При впадении ручей перегораживает небольшая рукотворная плотина. Падающая с нее вода крутит мельничное колесо. У мельницы стоит телега, запряженная гнедой клячей. У лошади непропорционально тонкие ноги и дистрофично раздутое брюхо. Всегда представлял именно такие экземпляры под седлом Дон Кихота или д’Артаньяна, когда тот впервые прибыл в Париж.
Белобрысый мужичонка с куцей бороденкой укладывает в телегу мешки с мукой. Дородная баба, на голову выше его, нетерпеливо поторапливает:
– Да пошевеливайся ужо скорей, Тюря! Улька и порожняком еле копыта волочит, а с грузом и вовсе дотемна лес миновать можем не успеть. А в лесу нонче, сам слыхивал, волки как никогда лютуют…
Заметив нас, баба замолкает с открытым ртом. Обернувшись к неожиданно замолкшей жене, мужичок тоже испуганно округляет глаза и как-то обреченно опускает руки.
Представляю себя на их месте. Ну что ж, их можно понять. Вышедшие из чащи два вооруженных лба вряд ли могут произвести положительное впечатление. Болтомир, если почистить и заштопать его амуницию, еще и мог сойти за благородного дворянина, но я, одетый не пойми как, с жердиной в руках и топором за поясом, никак не походил на доброго гостя.
– Здравствуйте, люди добрые! – громко прерываю затянувшуюся паузу.
Парочка синхронно кланяется почти до земли.
– Чьи будете? – властно вопрошает княжич.
– Из Мирошек мы, батюшка, – снова кланяется годящемуся в сыновья Болтомиру женщина.
– Я спросил, чьи будете? – грозно повторяет тот.
– Дык кто в нашу глухомань данников пришлет, тех и будем, – теперь отвечает мужичок. – Мы людишки дремучие. Наше дело исправно десятину платить. А кому, даже наш староста не ведает. Бывает, один боярин про нас вспомнит, бывает – другой. Иной год и два раза за данью приезжают.
– Оп… этой… зиции на ваших бояр нету, – глянув на меня, сурово говорит крестьянам княжич. – Ужо встречу, поучу уму-разуму.
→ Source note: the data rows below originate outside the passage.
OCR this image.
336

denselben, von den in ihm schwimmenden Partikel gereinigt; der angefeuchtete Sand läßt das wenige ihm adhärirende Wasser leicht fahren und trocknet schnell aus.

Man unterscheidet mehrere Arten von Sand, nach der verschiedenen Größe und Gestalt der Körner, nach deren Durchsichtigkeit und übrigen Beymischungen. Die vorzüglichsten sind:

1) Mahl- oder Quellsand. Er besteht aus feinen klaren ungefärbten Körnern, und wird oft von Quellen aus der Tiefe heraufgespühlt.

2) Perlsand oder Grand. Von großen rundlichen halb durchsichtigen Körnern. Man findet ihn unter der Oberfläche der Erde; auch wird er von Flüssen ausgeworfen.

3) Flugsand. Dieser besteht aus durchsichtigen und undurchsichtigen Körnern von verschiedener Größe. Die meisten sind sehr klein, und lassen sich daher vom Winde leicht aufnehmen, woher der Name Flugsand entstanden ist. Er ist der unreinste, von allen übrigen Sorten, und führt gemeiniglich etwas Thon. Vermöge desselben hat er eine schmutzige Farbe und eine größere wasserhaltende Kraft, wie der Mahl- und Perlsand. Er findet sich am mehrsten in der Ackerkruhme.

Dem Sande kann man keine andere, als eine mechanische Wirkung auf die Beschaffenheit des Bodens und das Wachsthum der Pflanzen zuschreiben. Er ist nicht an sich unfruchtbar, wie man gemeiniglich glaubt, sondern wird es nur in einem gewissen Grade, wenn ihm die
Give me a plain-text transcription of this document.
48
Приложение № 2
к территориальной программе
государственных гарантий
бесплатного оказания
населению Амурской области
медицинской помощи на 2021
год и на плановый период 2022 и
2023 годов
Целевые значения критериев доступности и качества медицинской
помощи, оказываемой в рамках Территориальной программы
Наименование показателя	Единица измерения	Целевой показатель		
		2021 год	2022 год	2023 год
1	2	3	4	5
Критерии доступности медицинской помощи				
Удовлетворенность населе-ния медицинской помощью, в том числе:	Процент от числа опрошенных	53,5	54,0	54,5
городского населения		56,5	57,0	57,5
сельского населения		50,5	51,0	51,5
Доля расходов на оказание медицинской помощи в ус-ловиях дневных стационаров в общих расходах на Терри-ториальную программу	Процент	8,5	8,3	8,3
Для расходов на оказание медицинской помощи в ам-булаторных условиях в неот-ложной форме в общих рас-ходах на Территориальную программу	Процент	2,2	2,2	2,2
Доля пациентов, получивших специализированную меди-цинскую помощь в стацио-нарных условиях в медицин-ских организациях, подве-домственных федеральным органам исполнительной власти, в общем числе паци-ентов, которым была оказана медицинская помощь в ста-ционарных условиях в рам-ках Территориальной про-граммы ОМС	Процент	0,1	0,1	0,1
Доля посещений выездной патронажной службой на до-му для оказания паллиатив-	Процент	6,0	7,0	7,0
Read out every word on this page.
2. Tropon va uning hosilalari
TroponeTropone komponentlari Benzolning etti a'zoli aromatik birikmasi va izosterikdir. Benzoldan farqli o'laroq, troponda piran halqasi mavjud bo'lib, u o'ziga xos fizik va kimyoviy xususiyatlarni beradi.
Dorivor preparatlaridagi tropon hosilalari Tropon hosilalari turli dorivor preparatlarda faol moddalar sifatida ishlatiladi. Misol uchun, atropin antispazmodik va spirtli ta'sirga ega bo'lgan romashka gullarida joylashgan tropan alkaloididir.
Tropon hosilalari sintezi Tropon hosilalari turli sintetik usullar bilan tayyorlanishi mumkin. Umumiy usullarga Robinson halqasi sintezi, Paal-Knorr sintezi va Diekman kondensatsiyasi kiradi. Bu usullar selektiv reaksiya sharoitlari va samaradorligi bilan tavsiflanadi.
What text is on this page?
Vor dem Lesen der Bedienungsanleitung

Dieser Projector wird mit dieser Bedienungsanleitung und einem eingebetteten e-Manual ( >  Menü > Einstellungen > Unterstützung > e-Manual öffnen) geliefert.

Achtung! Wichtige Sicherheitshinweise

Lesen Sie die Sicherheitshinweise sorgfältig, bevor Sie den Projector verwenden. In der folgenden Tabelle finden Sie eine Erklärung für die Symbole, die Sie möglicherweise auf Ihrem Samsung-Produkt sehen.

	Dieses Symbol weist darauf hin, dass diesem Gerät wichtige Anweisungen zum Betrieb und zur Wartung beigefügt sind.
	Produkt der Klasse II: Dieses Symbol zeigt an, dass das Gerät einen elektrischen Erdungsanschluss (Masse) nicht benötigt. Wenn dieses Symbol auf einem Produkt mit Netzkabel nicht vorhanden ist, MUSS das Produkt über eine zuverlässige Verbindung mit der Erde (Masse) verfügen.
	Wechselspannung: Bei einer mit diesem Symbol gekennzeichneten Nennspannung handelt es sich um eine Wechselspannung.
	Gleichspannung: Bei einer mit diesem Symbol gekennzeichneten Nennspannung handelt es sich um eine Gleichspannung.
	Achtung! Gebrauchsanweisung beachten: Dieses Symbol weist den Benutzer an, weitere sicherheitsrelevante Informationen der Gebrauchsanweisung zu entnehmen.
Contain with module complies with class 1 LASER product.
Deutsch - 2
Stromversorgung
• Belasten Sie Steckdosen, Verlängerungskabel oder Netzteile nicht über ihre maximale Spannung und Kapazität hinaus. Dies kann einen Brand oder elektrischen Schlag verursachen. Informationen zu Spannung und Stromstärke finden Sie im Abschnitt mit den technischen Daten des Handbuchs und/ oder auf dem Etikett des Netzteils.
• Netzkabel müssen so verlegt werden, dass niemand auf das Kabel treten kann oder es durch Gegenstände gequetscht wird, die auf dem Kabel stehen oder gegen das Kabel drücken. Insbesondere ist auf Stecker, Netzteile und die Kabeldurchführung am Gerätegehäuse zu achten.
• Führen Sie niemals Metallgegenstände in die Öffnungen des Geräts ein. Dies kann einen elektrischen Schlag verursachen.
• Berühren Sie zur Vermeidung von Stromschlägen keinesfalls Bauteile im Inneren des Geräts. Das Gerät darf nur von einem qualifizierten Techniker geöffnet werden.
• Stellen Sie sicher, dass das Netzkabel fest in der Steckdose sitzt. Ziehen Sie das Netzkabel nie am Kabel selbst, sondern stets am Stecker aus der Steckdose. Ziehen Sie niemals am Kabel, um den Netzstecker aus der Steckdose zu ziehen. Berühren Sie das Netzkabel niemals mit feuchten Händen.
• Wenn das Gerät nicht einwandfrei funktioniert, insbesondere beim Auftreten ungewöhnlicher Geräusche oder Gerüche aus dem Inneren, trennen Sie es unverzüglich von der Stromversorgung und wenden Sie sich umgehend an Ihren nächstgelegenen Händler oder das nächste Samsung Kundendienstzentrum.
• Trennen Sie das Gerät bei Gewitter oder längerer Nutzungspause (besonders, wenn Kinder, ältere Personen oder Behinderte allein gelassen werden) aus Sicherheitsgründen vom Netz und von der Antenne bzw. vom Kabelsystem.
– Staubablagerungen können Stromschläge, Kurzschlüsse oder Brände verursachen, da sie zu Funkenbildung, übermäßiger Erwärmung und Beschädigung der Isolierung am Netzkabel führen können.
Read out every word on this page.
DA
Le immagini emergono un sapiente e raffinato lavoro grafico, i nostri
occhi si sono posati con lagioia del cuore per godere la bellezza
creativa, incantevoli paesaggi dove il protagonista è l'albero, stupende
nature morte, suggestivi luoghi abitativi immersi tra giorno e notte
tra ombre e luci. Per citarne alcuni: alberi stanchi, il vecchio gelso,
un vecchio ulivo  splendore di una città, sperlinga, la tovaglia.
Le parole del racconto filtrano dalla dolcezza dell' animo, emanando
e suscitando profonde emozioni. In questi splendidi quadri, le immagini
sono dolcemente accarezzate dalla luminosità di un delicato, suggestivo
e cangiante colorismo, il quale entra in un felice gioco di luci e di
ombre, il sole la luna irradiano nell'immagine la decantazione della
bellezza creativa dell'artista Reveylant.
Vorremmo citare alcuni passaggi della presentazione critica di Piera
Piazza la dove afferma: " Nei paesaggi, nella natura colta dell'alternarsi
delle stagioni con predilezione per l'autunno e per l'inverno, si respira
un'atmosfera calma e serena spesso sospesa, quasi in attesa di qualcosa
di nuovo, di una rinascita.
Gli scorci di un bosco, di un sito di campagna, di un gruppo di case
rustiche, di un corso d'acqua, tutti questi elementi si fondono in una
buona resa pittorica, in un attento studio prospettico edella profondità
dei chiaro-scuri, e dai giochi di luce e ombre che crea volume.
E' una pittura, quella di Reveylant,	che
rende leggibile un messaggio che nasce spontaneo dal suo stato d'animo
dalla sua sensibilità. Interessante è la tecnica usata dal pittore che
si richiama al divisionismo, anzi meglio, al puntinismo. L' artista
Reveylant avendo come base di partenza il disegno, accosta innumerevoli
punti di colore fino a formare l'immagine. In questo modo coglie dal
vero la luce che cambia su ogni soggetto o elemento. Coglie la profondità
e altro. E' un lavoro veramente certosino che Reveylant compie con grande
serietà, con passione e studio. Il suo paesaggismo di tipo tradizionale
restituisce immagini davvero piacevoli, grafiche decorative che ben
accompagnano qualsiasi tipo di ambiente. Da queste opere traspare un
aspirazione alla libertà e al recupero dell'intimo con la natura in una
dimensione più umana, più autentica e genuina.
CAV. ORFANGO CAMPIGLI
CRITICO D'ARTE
Те лишь затравленно переглядываются.
В это время из дверей мельницы показывается новый персонаж. Оттуда выходит кряжистый мужик цыганистого вида, заросший черной бородой по самые глаза. Завидев нас, он прекращает хлопать себя по груди, выбивая мучную пыль из рубахи, и, подозрительно насупив брови, делает шаг назад. Но вот его взгляд останавливается на посохе в моих руках, кустистые брови ползут вверх в изумлении, колени подгибаются, и мужик, грохнувшись на четвереньки, семенит ко мне, старательно изображая из себя провинившегося пса. Не успеваю шарахнуться в сторону от этого сумасшедшего, как он бьется лбом в землю у самых носков моих сапог.
– Вечно здравствовать тебе, повелитель! – не поднимая головы, кричит он прямо в пыль, заставив ее взметнуться серым облаком.
– Ничего не понимаю, – искренне развожу руками в ответ на изумленный взгляд Болтомира и тычу посохом в спину мужика: – Эй, припадочный, ты меня ни с кем не перепутал?
Мне показалось, будто в тот момент, когда кончик посоха еще не коснулся лопатки бородача, с него, словно с пьезозажигалки для газа, слетела маленькая искорка, заставившая мужика вздрогнуть. Но я решил, что это эффект от игры солнечных зайчиков, проникающих сквозь трепещущую на легком ветерке листву дуба, под которым мы стоим.
– Как скажешь, повелитель, – не поднимаясь, попятился задом мужик. – Попутал, как есть попутал. Ясно вижу теперь, что не за того тебя принял, повелитель.
– Почему этот смерд называет тебя повелителем, Георг? – с удивлением смотрит на эту чудную сцену княжич.
– Сам ничего не могу понять, – отвечаю вполне искренне и выдаю первую пришедшую в голову версию: – Может, он родом с моих земель? Эй, а ну встань, чудило.
Мельник поднимает голову и с настороженным подозрением осматривает меня с ног до головы. Затем переводит взгляд на посох, вздрагивает и пятится на шаг назад.
– Так ты не… – обрывает он вопрос на полуслове, поднимаясь-таки на ноги.
– Не кто? – Тоном, говорящим, что его терпение заканчивается, переспрашивает Болтомир.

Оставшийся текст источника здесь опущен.